Israel: Schnell beim Impfen und Anstecken

Das Land kämpft mit 9.000 Neuansteckungen pro Tag
Israel ist mit seiner Impfkampagne Spitzenreiter, allerdings auch bei Neuinfektionen

Kein Staat impft seine Bevölkerung so schnell wie Israel. Doch mit 9.000 Neuansteckungen pro Tag verbreitet sich hier das Coronavirus gleichzeitig schneller als anderswo. Schutzmaßnahmen wurden schlecht umgesetzt: Etwa die Vermeidung von Gruppenbildung oder Wahrung von Distanz.

Ab Freitag soll der jetzige, dritte Lockdown „verschärft“ werden. Er begann im Dezember und sein bisheriger Misserfolg zeigt sich schon beim Blick aus dem Fenster: Staus auf Israels Straßen, Märkte und Einkaufszentren waren weitgehend geöffnet. Vor allem Wohnviertel mit strengfrommen Bewohnern und arabische Ortschaften sind vom Virus betroffen. Darum war die Beratungskommission der Experten gegen einen allgemeinen Lockdown und empfahl lokal gezielte Absperrungen. Doch Netanjahu zog den allgemeinen Lockdown vor. Seine Verbündeten sollten sich nicht benachteiligt fühlen. Stattdessen konzentriert der Premier sich auf eine schnelle und umfassende Impfkampagne. Er zahlte früher und mehr als andere für Impfstoffe, gleich von mehreren Anbietern.
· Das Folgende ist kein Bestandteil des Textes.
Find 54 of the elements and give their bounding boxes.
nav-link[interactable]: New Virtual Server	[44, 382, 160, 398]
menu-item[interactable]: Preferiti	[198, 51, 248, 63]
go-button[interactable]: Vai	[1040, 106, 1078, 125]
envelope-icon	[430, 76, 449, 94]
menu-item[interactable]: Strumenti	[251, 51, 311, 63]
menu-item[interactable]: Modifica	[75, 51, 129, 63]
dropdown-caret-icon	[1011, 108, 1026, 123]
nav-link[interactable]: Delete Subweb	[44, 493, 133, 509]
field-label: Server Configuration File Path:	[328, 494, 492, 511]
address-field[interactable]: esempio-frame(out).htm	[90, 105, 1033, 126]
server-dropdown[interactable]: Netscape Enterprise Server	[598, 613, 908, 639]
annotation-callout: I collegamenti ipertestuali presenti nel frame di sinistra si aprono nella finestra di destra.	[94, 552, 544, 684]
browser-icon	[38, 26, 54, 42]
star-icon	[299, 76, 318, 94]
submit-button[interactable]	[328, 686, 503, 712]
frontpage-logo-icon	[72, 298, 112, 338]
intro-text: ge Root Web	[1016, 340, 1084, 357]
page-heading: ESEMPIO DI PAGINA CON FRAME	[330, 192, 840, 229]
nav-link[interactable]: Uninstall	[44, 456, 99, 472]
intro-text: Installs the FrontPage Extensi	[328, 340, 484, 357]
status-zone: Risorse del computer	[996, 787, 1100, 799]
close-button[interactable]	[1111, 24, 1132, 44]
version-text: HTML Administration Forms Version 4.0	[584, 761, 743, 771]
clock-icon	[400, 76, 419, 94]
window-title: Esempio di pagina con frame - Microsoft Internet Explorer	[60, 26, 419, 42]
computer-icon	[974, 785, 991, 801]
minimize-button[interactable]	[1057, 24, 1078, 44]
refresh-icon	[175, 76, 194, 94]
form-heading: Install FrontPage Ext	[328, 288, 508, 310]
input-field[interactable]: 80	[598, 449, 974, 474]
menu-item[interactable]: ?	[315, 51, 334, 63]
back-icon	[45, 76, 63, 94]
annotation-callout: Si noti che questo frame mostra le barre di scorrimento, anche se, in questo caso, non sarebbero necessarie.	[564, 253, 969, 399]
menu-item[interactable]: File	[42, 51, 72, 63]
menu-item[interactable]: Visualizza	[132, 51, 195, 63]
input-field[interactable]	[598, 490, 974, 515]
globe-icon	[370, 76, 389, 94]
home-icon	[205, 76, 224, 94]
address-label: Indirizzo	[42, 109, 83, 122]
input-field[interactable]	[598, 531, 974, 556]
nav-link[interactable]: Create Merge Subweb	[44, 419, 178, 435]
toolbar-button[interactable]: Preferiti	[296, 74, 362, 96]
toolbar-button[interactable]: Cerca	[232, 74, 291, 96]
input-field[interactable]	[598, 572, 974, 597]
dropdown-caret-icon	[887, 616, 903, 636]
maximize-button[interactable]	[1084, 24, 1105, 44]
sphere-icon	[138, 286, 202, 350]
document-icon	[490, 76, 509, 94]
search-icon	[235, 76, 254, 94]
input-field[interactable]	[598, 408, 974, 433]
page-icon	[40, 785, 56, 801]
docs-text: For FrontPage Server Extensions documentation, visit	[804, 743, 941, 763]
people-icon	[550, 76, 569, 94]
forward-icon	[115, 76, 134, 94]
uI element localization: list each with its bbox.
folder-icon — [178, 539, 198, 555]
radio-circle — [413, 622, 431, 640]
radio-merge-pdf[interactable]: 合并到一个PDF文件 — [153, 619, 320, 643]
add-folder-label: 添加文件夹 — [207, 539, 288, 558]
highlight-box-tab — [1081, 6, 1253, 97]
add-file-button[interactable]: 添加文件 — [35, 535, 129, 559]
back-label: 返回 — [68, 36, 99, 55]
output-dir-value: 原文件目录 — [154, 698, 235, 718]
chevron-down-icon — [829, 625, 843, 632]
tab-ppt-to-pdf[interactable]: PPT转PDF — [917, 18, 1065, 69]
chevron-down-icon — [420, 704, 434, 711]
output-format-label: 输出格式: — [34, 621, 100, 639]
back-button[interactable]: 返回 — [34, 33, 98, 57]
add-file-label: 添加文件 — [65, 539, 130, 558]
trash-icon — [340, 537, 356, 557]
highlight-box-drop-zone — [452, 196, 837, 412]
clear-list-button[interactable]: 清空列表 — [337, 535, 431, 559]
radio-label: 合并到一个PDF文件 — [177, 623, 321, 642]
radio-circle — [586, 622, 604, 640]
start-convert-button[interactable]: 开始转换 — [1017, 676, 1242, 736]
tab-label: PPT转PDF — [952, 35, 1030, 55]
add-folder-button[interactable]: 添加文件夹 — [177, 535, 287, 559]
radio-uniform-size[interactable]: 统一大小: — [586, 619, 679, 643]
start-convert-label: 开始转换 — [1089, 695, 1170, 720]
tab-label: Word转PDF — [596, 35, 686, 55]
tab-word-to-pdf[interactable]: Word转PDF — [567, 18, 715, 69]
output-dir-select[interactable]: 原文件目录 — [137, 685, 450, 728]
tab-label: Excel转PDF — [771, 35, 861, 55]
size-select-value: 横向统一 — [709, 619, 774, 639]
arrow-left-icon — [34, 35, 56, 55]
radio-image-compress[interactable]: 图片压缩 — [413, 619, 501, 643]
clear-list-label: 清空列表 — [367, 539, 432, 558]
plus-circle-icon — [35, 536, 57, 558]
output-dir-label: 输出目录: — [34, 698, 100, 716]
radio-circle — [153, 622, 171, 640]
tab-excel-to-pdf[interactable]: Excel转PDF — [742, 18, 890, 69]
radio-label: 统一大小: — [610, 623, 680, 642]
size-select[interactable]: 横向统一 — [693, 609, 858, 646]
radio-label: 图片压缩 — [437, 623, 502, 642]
Dazu bewiesen die in Israel noch aus der sozialistischen Gründerzeit stammenden Polikliniken erneut ihre Improvisationsfähigkeit. Ihre Patienten werden bis heute als „Chaver“ angesprochen: „Genosse“ – auf Hebräisch auch „Freund“. In wenigen Tagen stampften sie in Jugendzentren und Lazarettzelten durchdigitalisierte Impfzentren aus dem Boden. Netanjahu gab ihnen jeden Freiraum. So will er seinen Wahlkampf gewinnen. Jetzt aber geht ihnen der Impfstoff aus. Wann Nachschub kommt, ist unklar. Inoffiziell heißt es, am Sonntag werden neue Lieferungen erwartet. Diesmal von der Firma Moderna.

Kooperation mit Hamas?

Bleibt noch ein Problem: Die Palästinenser in den besetzten Gebieten. Die Ärzte dort arbeiten seit Beginn der Pandemie eng mit ihren israelischen Kollegen zusammen. Doch die palästinensische Regierung (PA) stellte 2020 ihre Zusammenarbeit mit Israel ein. Aus Protest gegen Netanjahus Annexionspläne, die nicht umgesetzt wurden.

Eine Impf-Kampagne erfordert aber Voraussetzungen, die nur mit israelischer Hilfe erfüllt werden können, wie besondere Kühlungsaggregate zur Lagerung und Transport. Ende Dezember nahm die PA die Zusammenarbeit mit Israel wieder auf. Wobei ein Erfolg der Corona-Bekämpfung in Israel letztlich auch vom Erfolg in den Palästinensergebieten abhängt. Weshalb Israel sogar der verfeindeten Hamas-Regierung im nahen Gazastreifen helfen muss.